Pour eux nous n’allons pas assez loin en matière d’écologie. Le sourcing est déjà compliqué, nous ne pouvons pas nous permettre de faire plus. Notre philosophie est de privilégier l’aspect l’humain quand eux sont très attentifs à la protection de l’environnement.       

FM : Que pensez-vous des initiatives mode et éthiques lancées dernièrement ?
Aurelyen: Personnellement, peu m’importe que les projets soient éthiques ou non. De toute façon, en France, il n’y pas de marché resoponsable à proprement parler. Il y a de la place pour tout le monde, le tout est de se donner les moyens de la trouver.
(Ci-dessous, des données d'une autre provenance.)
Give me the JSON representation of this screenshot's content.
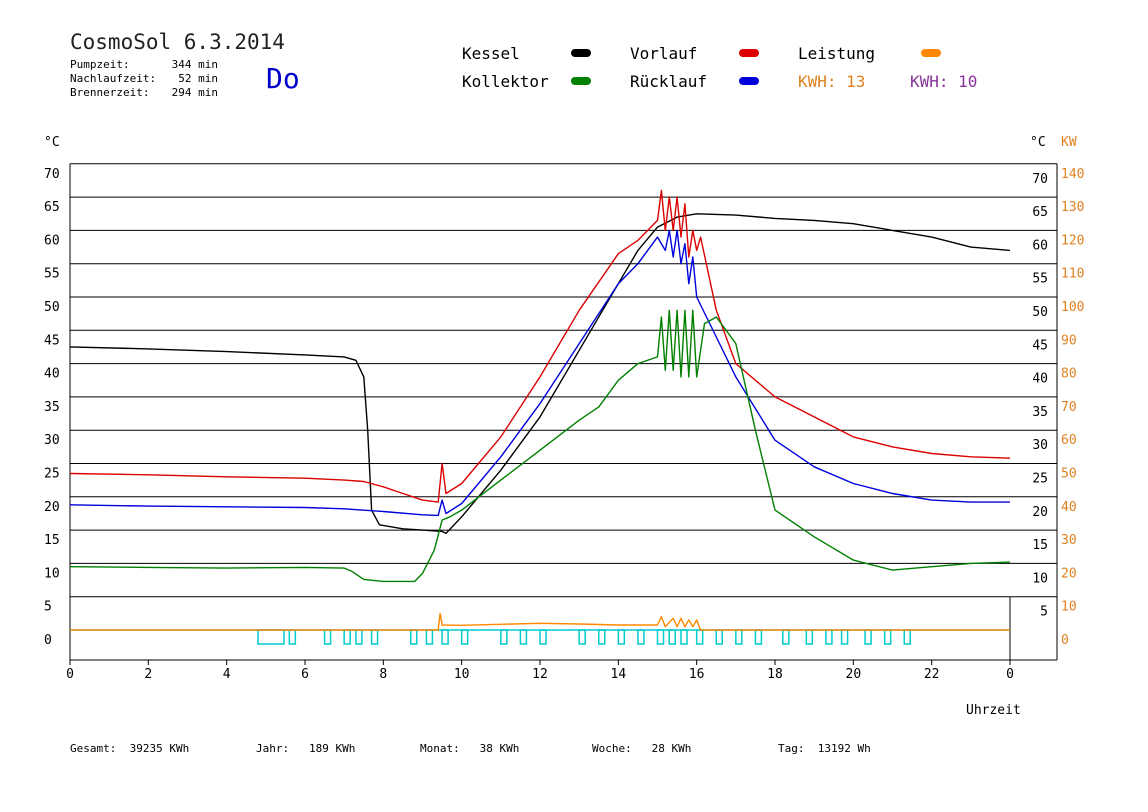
{
  "header": {
    "title": "CosmoSol 6.3.2014",
    "day": "Do",
    "stats": [
      {
        "label": "Pumpzeit:",
        "value": "344 min"
      },
      {
        "label": "Nachlaufzeit:",
        "value": "52 min"
      },
      {
        "label": "Brennerzeit:",
        "value": "294 min"
      }
    ]
  },
  "legend": {
    "kessel": {
      "label": "Kessel",
      "color": "#000000"
    },
    "vorlauf": {
      "label": "Vorlauf",
      "color": "#dd0000"
    },
    "leistung": {
      "label": "Leistung",
      "color": "#ff8800"
    },
    "kollektor": {
      "label": "Kollektor",
      "color": "#008000"
    },
    "ruecklauf": {
      "label": "Rücklauf",
      "color": "#0000dd"
    },
    "kwh1": {
      "label": "KWH: 13",
      "color": "#e08020"
    },
    "kwh2": {
      "label": "KWH: 10",
      "color": "#883399"
    }
  },
  "footer": {
    "gesamt": "Gesamt:  39235 KWh",
    "jahr": "Jahr:   189 KWh",
    "monat": "Monat:   38 KWh",
    "woche": "Woche:   28 KWh",
    "tag": "Tag:  13192 Wh"
  },
  "chart_data": {
    "type": "line",
    "xlabel": "Uhrzeit",
    "ylabel_left": "°C",
    "ylabel_right_1": "°C",
    "ylabel_right_2": "KW",
    "xlim": [
      0,
      24
    ],
    "ylim": [
      0,
      70
    ],
    "ylim_right_kw": [
      0,
      140
    ],
    "x_ticks": [
      "0",
      "2",
      "4",
      "6",
      "8",
      "10",
      "12",
      "14",
      "16",
      "18",
      "20",
      "22",
      "0"
    ],
    "y_ticks": [
      0,
      5,
      10,
      15,
      20,
      25,
      30,
      35,
      40,
      45,
      50,
      55,
      60,
      65,
      70
    ],
    "kw_ticks": [
      0,
      10,
      20,
      30,
      40,
      50,
      60,
      70,
      80,
      90,
      100,
      110,
      120,
      130,
      140
    ],
    "grid": true,
    "series": [
      {
        "name": "Kessel",
        "color": "#000000",
        "points": [
          [
            0,
            42.5
          ],
          [
            2,
            42.2
          ],
          [
            4,
            41.8
          ],
          [
            6,
            41.3
          ],
          [
            7,
            41.0
          ],
          [
            7.3,
            40.5
          ],
          [
            7.5,
            38
          ],
          [
            7.6,
            30
          ],
          [
            7.7,
            18
          ],
          [
            7.9,
            15.8
          ],
          [
            8.5,
            15.2
          ],
          [
            9.0,
            15.0
          ],
          [
            9.5,
            14.8
          ],
          [
            9.6,
            14.5
          ],
          [
            10,
            17
          ],
          [
            11,
            24
          ],
          [
            12,
            32
          ],
          [
            13,
            42
          ],
          [
            14,
            52
          ],
          [
            14.5,
            57
          ],
          [
            15,
            60.5
          ],
          [
            15.5,
            62
          ],
          [
            16,
            62.5
          ],
          [
            17,
            62.3
          ],
          [
            18,
            61.8
          ],
          [
            19,
            61.5
          ],
          [
            20,
            61
          ],
          [
            21,
            60
          ],
          [
            22,
            59
          ],
          [
            23,
            57.5
          ],
          [
            24,
            57
          ]
        ]
      },
      {
        "name": "Vorlauf",
        "color": "#dd0000",
        "points": [
          [
            0,
            23.5
          ],
          [
            2,
            23.3
          ],
          [
            4,
            23.0
          ],
          [
            6,
            22.8
          ],
          [
            7,
            22.5
          ],
          [
            7.5,
            22.3
          ],
          [
            8,
            21.5
          ],
          [
            8.5,
            20.5
          ],
          [
            9.0,
            19.5
          ],
          [
            9.4,
            19.2
          ],
          [
            9.5,
            25
          ],
          [
            9.6,
            20.5
          ],
          [
            10,
            22
          ],
          [
            11,
            29
          ],
          [
            12,
            38
          ],
          [
            13,
            48
          ],
          [
            14,
            56.5
          ],
          [
            14.5,
            58.5
          ],
          [
            15,
            61.5
          ],
          [
            15.1,
            66
          ],
          [
            15.2,
            60
          ],
          [
            15.3,
            65
          ],
          [
            15.4,
            60
          ],
          [
            15.5,
            65
          ],
          [
            15.6,
            59
          ],
          [
            15.7,
            64
          ],
          [
            15.8,
            56
          ],
          [
            15.9,
            60
          ],
          [
            16,
            57
          ],
          [
            16.1,
            59
          ],
          [
            16.5,
            48
          ],
          [
            17,
            40
          ],
          [
            18,
            35
          ],
          [
            19,
            32
          ],
          [
            20,
            29
          ],
          [
            21,
            27.5
          ],
          [
            22,
            26.5
          ],
          [
            23,
            26
          ],
          [
            24,
            25.8
          ]
        ]
      },
      {
        "name": "Rücklauf",
        "color": "#0000dd",
        "points": [
          [
            0,
            18.8
          ],
          [
            2,
            18.6
          ],
          [
            4,
            18.5
          ],
          [
            6,
            18.4
          ],
          [
            7,
            18.2
          ],
          [
            8,
            17.8
          ],
          [
            9,
            17.3
          ],
          [
            9.4,
            17.2
          ],
          [
            9.5,
            19.5
          ],
          [
            9.6,
            17.5
          ],
          [
            10,
            19
          ],
          [
            11,
            26
          ],
          [
            12,
            34
          ],
          [
            13,
            43
          ],
          [
            14,
            52
          ],
          [
            14.5,
            55
          ],
          [
            15,
            59
          ],
          [
            15.2,
            57
          ],
          [
            15.3,
            60
          ],
          [
            15.4,
            56
          ],
          [
            15.5,
            60
          ],
          [
            15.6,
            55
          ],
          [
            15.7,
            58
          ],
          [
            15.8,
            52
          ],
          [
            15.9,
            56
          ],
          [
            16,
            50
          ],
          [
            16.5,
            44
          ],
          [
            17,
            38
          ],
          [
            18,
            28.5
          ],
          [
            19,
            24.5
          ],
          [
            20,
            22
          ],
          [
            21,
            20.5
          ],
          [
            22,
            19.5
          ],
          [
            23,
            19.2
          ],
          [
            24,
            19.2
          ]
        ]
      },
      {
        "name": "Kollektor",
        "color": "#008000",
        "points": [
          [
            0,
            9.5
          ],
          [
            2,
            9.4
          ],
          [
            4,
            9.3
          ],
          [
            6,
            9.4
          ],
          [
            7,
            9.3
          ],
          [
            7.2,
            8.8
          ],
          [
            7.5,
            7.6
          ],
          [
            8,
            7.3
          ],
          [
            8.8,
            7.3
          ],
          [
            9.0,
            8.5
          ],
          [
            9.3,
            12
          ],
          [
            9.5,
            16.5
          ],
          [
            9.7,
            17
          ],
          [
            10,
            18
          ],
          [
            11,
            22.5
          ],
          [
            12,
            27
          ],
          [
            13,
            31.5
          ],
          [
            13.5,
            33.5
          ],
          [
            14,
            37.5
          ],
          [
            14.5,
            40
          ],
          [
            15,
            41
          ],
          [
            15.1,
            47
          ],
          [
            15.2,
            39
          ],
          [
            15.3,
            48
          ],
          [
            15.4,
            39
          ],
          [
            15.5,
            48
          ],
          [
            15.6,
            38
          ],
          [
            15.7,
            48
          ],
          [
            15.8,
            38
          ],
          [
            15.9,
            48
          ],
          [
            16,
            38
          ],
          [
            16.2,
            46
          ],
          [
            16.5,
            47
          ],
          [
            17,
            43
          ],
          [
            17.5,
            30
          ],
          [
            18,
            18
          ],
          [
            19,
            14
          ],
          [
            20,
            10.5
          ],
          [
            21,
            9.0
          ],
          [
            22,
            9.5
          ],
          [
            23,
            10
          ],
          [
            24,
            10.2
          ]
        ]
      },
      {
        "name": "Leistung",
        "color": "#ff8800",
        "axis": "kw",
        "points": [
          [
            0,
            0
          ],
          [
            9.4,
            0
          ],
          [
            9.45,
            5
          ],
          [
            9.5,
            1.5
          ],
          [
            10,
            1.4
          ],
          [
            12,
            2.0
          ],
          [
            13,
            1.8
          ],
          [
            14,
            1.5
          ],
          [
            15,
            1.5
          ],
          [
            15.1,
            4
          ],
          [
            15.2,
            1
          ],
          [
            15.4,
            3.5
          ],
          [
            15.5,
            1
          ],
          [
            15.6,
            3.5
          ],
          [
            15.7,
            1
          ],
          [
            15.8,
            3
          ],
          [
            15.9,
            1
          ],
          [
            16.0,
            3
          ],
          [
            16.1,
            0
          ],
          [
            24,
            0
          ]
        ]
      }
    ]
  }
}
Alors, ce que je regarde avant tout, c’est l’aspect créatif. Je suis content quand je me dis que Misericordia a contribué à changer les mentalités mais je trouve déjà très courageux de se lancer dans un projet qui a une vraie personnalité. D’ailleurs, c’est assez rare que ce type d’initiatives proviennent de personnes moralement contestables.